Without considering the expensive mainstream DJs (a lot of them never contribute to Aslice even though they earned more than $ 5/10.000 per gig), we calculate that with just a fair 10%, the middle wage DJs (that are the majority and are the ones with more hype around because they are mostly upcoming talents and the one who are “leading” the scene on social networks and even the ones who get more gigs) could really let the music economy run in the best way possible thanks to Aslice. The same people who in the beginning supported the platform as a revolutionary act didn’t act as it was supposed to do. Was it just a facade to support and be cool to a new innovation?
How did those DJs really support the initiative?

If everyone would have given a fair contribution to it, we think Aslice won’t close. We have to remember that Aslice still gave jobs to people and as a startup it needed funds to get going. The fees taken by the platform were just 15% of the DJs contribution. But what if on a fee of $ 1000 the DJ just contributes economically to the producers with a total amount of just $ 5? If we consider a DJ set of 2 hours it consists of 35/40 tracks on average. So it means that, after calculation, the producer could get paid sometimes even just $0.01.
That was probably not the achievement Aslice was working on.

If we consider a line of 3 different DJ wage we have:
Low wage DJs: $100 – $500
Middle wage DJs: $500 – $1500
High wage DJs: $1500 +


Beside this issue we have to consider that not all the DJs approached to the use of Aslice and not every DJ buys tracks or records, mostly they just ask for demos or they download it in illegal ways. The highest percentage of music run on the platform was mostly Techno, all the other electronic music genres were played in such low percentage like House, DnB, IDM, Ambient, Trip-Hop and whatsoever. We want to remind all the DJs and music lovers that the most important way to support an artist is to buy music, whether digital, vinyl, CD or cassette.

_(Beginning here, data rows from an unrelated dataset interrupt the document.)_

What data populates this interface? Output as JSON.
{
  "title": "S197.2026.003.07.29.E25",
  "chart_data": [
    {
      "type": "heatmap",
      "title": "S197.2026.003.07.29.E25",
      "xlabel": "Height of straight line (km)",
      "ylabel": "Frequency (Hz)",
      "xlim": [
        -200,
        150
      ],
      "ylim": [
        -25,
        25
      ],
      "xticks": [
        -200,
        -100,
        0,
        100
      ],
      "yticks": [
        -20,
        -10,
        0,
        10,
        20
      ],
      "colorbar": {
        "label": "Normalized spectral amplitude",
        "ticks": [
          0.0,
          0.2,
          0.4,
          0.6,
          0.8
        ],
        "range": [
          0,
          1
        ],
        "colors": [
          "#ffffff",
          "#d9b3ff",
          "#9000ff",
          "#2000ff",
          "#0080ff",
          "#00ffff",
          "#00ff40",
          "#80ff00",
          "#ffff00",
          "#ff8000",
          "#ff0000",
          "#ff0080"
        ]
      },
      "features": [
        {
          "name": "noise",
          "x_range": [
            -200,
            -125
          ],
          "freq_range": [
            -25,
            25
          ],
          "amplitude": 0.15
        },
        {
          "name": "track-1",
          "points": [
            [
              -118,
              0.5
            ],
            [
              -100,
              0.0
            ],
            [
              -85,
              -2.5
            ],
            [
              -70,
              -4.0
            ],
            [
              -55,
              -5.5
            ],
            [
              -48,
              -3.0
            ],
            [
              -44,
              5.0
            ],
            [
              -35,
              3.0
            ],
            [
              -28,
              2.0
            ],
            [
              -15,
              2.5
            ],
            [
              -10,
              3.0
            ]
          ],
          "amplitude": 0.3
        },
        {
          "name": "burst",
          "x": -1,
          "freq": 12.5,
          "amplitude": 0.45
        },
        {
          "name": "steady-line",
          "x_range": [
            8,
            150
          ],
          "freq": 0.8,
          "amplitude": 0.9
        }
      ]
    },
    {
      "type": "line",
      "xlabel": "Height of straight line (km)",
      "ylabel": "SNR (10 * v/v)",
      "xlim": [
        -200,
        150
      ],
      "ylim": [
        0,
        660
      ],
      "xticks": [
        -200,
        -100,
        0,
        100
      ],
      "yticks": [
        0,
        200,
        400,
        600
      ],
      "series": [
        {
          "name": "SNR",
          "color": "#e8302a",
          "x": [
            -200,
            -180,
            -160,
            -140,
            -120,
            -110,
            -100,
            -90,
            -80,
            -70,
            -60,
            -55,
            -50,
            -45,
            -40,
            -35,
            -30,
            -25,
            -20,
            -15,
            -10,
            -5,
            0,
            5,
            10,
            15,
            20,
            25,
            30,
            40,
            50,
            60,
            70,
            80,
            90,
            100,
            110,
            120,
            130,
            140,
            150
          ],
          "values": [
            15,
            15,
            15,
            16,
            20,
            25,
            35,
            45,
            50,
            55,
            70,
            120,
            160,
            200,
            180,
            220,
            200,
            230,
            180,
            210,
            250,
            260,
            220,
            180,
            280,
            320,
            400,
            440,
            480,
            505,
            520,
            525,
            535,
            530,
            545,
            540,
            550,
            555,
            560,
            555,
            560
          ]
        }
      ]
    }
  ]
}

The big questions now are how really the people love the music community instead of their own ego? How can the music community survive if there is still this gap between artists? What is the right parameter to tell who is an artist or not? Where are all the real values which this electronic music scene was based in the early ages? Is everything going to finish soon like the real beliefs or is there still a hole of light for the real passion?
We want to believe in it, even though music is living through one of its worst times due to social networking and low level culture through the artists themselves.

We hope for a better future, we hope for a real vibe to come back, because we love music, not theater.